Scene 3: A set of servants appears before the king with greetings, “Long live the king. We have a report to make before you. Ken, whom you just let go is being mean. Do you know Shawn was owing him as well? The master says, “Yes, I do. But that was little compared to what he owed me. And that was part of the reason I let him go, so he could let Shawn go”. The servants say to him, “But Ken has arrested Shawn. Now, Shawn is in prison”. The master is mad at Ken. He orders them to go get Ken. Ken appears with his face on the ground, can’t look at the master because he is ashamed of his behavior. The master scolds him with the words, “You wicked servant! I forgave you your entire debt because you begged me to. Should you not have had pity on your fellow servant, as I had pity on you?” (Matt. 18:33). Scripture says, “Then in anger his master handed him over to the torturers until he should pay back the whole debt” (Matt. 18: 34). The master is angry in a good way. He uses his anger to teach the other servants lessons on forgiveness. 

If we go back to Peter’s question, “Lord, if my brother/sister sins against me, how often must I forgive?”, we notice the seeming challenge of forgiveness. As a Jew, Peter’s thought to follow the regular standard. The Jewish tradition places forgiveness at most three times. The prophet Amos pictures God punishing the foreign nations after only three offenses against him. Regarding Damascus, Gaza, Tyre, Edom and Ammon, God says, “For their three crimes, I will not revoke my word” (Cf. Amos 1: 3-15).  In that sense, Peter is generous enough to offer, “As many as seven times?” Seven, for Peter signifies wholeness. However, Jesus raises the forgiveness bar so high, “I say to you, not seven times but seventy-seven times”. Can we really be that forgiving? What is Christ saying to us by that statement? Forgiveness has no limit. Forgiveness can hurt the forgiver. Forgiveness is divine. 

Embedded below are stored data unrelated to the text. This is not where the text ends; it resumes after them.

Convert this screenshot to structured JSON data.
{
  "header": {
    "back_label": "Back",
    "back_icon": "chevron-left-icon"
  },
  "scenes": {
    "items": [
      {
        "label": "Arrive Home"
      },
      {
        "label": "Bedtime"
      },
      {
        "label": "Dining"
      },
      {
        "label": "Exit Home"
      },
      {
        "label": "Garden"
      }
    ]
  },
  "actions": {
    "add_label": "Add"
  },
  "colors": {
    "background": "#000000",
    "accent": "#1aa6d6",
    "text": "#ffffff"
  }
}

In today’s world, anger is real. There are lots of hurtful feelings. There are lots of reasons to be angry. Friendships become sour. Leadership gets more selfish. Couples feel angry for betrayal, lies, infidelity. Citizens of nations feel angry, frustrated. The powerful trample on the weak. Some employers act so mean and treat employees poorly. Parents feel terrible about children’s behavior. Children are upset with parents. Different questions are asked, “Should I forgive my ex-husband, ex-wife? Should I forgive my son? Should I forgive my colleague? Should I forgive the president, governor, or anyone in authority that says and does things that get me constantly upset?” The answer lies in today’s readings. The result of anger is frustration, excess drinking, feelings of vengeance. The solution is to look for anger management therapies. That’s fine. But let us know that anger hurts more than forgiveness. Forgiveness is the divine therapy which Christ offers. 

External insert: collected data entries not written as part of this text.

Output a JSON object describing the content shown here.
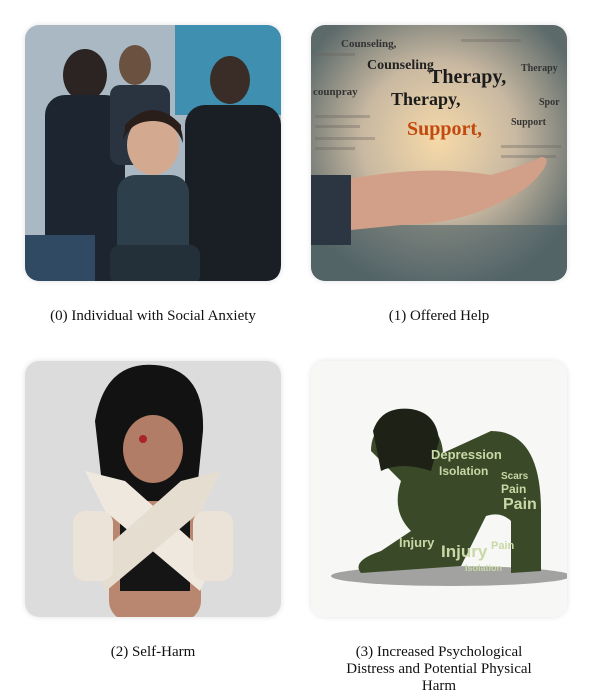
{
  "panels": [
    {
      "caption": "(0) Individual with Social Anxiety",
      "image": "person-in-crowd-image"
    },
    {
      "caption": "(1) Offered Help",
      "image": "open-hand-with-words-image",
      "words": [
        "Counseling,",
        "Counseling",
        "Therapy,",
        "Therapy,",
        "Support,",
        "Support",
        "Therapy",
        "counpray",
        "Spor"
      ]
    },
    {
      "caption": "(2) Self-Harm",
      "image": "bandaged-arms-image"
    },
    {
      "caption": "(3) Increased Psychological Distress and Potential Physical Harm",
      "image": "word-figure-image",
      "words": [
        "Depression",
        "Isolation",
        "Scars",
        "Pain",
        "Pain",
        "Injury",
        "Injury",
        "Pain",
        "Isolation"
      ]
    }
  ]
}
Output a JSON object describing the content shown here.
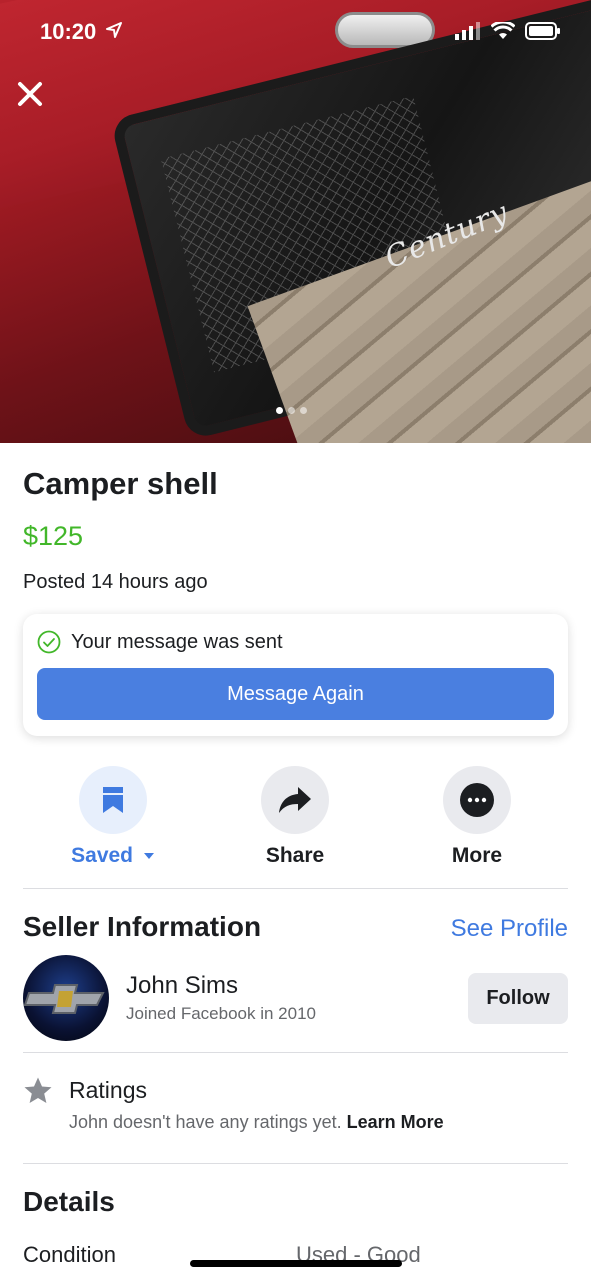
{
  "status_bar": {
    "time": "10:20"
  },
  "listing": {
    "title": "Camper shell",
    "price": "$125",
    "posted": "Posted 14 hours ago",
    "photo_brand_text": "Century",
    "photo_count": 3,
    "photo_index": 1
  },
  "message": {
    "status": "Your message was sent",
    "button_label": "Message Again"
  },
  "actions": [
    {
      "label": "Saved",
      "icon": "bookmark-icon"
    },
    {
      "label": "Share",
      "icon": "share-arrow-icon"
    },
    {
      "label": "More",
      "icon": "more-dots-icon"
    }
  ],
  "seller": {
    "heading": "Seller Information",
    "see_profile": "See Profile",
    "name": "John Sims",
    "joined": "Joined Facebook in 2010",
    "follow_label": "Follow"
  },
  "ratings": {
    "heading": "Ratings",
    "message": "John doesn't have any ratings yet.",
    "learn_more": "Learn More"
  },
  "details": {
    "heading": "Details",
    "condition_label": "Condition",
    "condition_value": "Used - Good"
  },
  "colors": {
    "accent_blue": "#4a7fe0",
    "price_green": "#42b72a",
    "link_blue": "#3f7ae0"
  }
}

You can only be healed of anger if you get rid of it in your heart. The more it stays there, the less you become yourself. The more you feel anger, the more of a beast you become. Take your anger to Jesus, the greatest anger management therapist, who says to God on the cross, “Father, forgive them for they know not what they do” (Lk. 23:34). In the words of Saint Paul, I say to you, “No one lives for himself only, no one dies for himself only. If we live, we live for the Lord, and if we die, we die for the Lord” (Rom. 14:8). Recognize that you live for Jesus, and let him help you take care of the cause of your anger.

May the Lord clean up the anger in our hearts and heal us with his forgiveness. Amen.